Obviously, if you have spatially constant vector fields, their spatial rates of change will be 0 in any direction. Application of the divergence and curl produce 0 or the zero vector, respectively. Sort of like how a constant function $f(x)=c$ in single variable calculus has a derivative of 0 everywhere.
Added: Using x,y,z to represent the standard Cartesian basis vectors instead of $\hat{i},\hat{j},\hat{k}$ is a sure recipe for trouble. How do you represent the scalar field $f(x,y,z)=3.5x + 6y + 4z$?
Addendum 2: Note that for coordinate systems in which the basis vectors are a function of space (e.g. cylindrical)
$$
\hat{e}_r = \cos(\theta) \hat{e}_1 + \sin(\theta) \hat{e}_2 \\
\hat{e}_\theta = -sin(\theta) \hat{e}_1 + \cos(\theta) \hat{e}_2 \\
\hat{e}_z = \hat{e}_3
$$
If you have a vector field with (cylindrical) components $5,6,3$ everywhere, it is not really a constant vector field at all because the basis vectors change from point to point
(Notice the contrast with rectangular cartesian, where a vector field with components $5,6, 3$ everywhere is a constant vector field.)
In fact, if you transform the components of this vector back to cartesian, the vector $5,6,3$ has cartesian components which are functions of space. E.g. its x component is $5 \cos(\theta) \hat{e}_1 - 6 \sin(\theta) \hat{e}_2 + \hat{e}_3$, where $\theta=\tan^{-1}(y/x)$
Best Answer
Remember that in the analogous case $\nabla \times \nabla f = 0$, some intuition for the result can be attained by integration: by Green's theorem this is equivalent to $\int \nabla f \cdot ds = 0$ around every closed loop, which is true because $\int_{\gamma} \nabla f \cdot ds = f(\gamma(1)) - f(\gamma(0)).$ Thus our intuition is that curl measures circulation, and $\nabla f$ cannot circulate because this would introduce a discontinuity in $f$ around a loop.
Let's try the same thing: by the divergence theorem, it suffices to show that $\int_\Sigma (\nabla \times V) \cdot \hat n\ dA = 0$ for every closed surface $\Sigma$. By Stokes' theorem we know $$\int_\Sigma (\nabla \times V) \cdot \hat n\ dA = \int_{\partial \Sigma}V\cdot ds,$$which vanishes because $\Sigma$ is closed (i.e. $\partial \Sigma = \emptyset$).
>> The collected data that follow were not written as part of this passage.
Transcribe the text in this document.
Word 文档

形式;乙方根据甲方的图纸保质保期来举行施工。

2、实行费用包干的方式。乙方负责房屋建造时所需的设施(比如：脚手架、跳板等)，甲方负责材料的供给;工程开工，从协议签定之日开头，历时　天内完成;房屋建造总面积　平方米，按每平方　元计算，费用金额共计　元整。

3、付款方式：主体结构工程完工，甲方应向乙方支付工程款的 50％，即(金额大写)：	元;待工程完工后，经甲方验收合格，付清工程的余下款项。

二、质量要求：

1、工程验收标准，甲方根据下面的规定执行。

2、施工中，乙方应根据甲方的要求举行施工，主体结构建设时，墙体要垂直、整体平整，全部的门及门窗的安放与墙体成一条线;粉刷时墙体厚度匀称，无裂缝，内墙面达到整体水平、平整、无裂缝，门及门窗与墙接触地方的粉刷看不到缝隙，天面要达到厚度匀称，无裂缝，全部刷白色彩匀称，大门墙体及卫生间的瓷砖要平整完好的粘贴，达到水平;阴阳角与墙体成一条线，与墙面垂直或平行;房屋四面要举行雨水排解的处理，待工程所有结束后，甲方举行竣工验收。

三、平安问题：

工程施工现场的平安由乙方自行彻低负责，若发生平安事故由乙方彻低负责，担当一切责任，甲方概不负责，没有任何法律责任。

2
In more intuitive terms, the divergence measures flux through a small cube; but the flux of a curl through a closed surface must be zero because there is no boundary curve for the circulation to accumulate upon.
As Nameless alluded to in his comment, you can get a more unified understanding of what's going on here by studying differential forms. All these geometric differential operators $\nabla, \nabla \times, \nabla \cdot$ are exterior derivatives $d_0,d_1,d_2$, and the identity $d_{k+1} \circ d_k = 0$ can be seen either by expanding out the partial derivative expression and noting that everything cancels (what I assume you've done in your proof), but also by applying the general Stokes theorem twice and noting that the boundary of a boundary is always empty.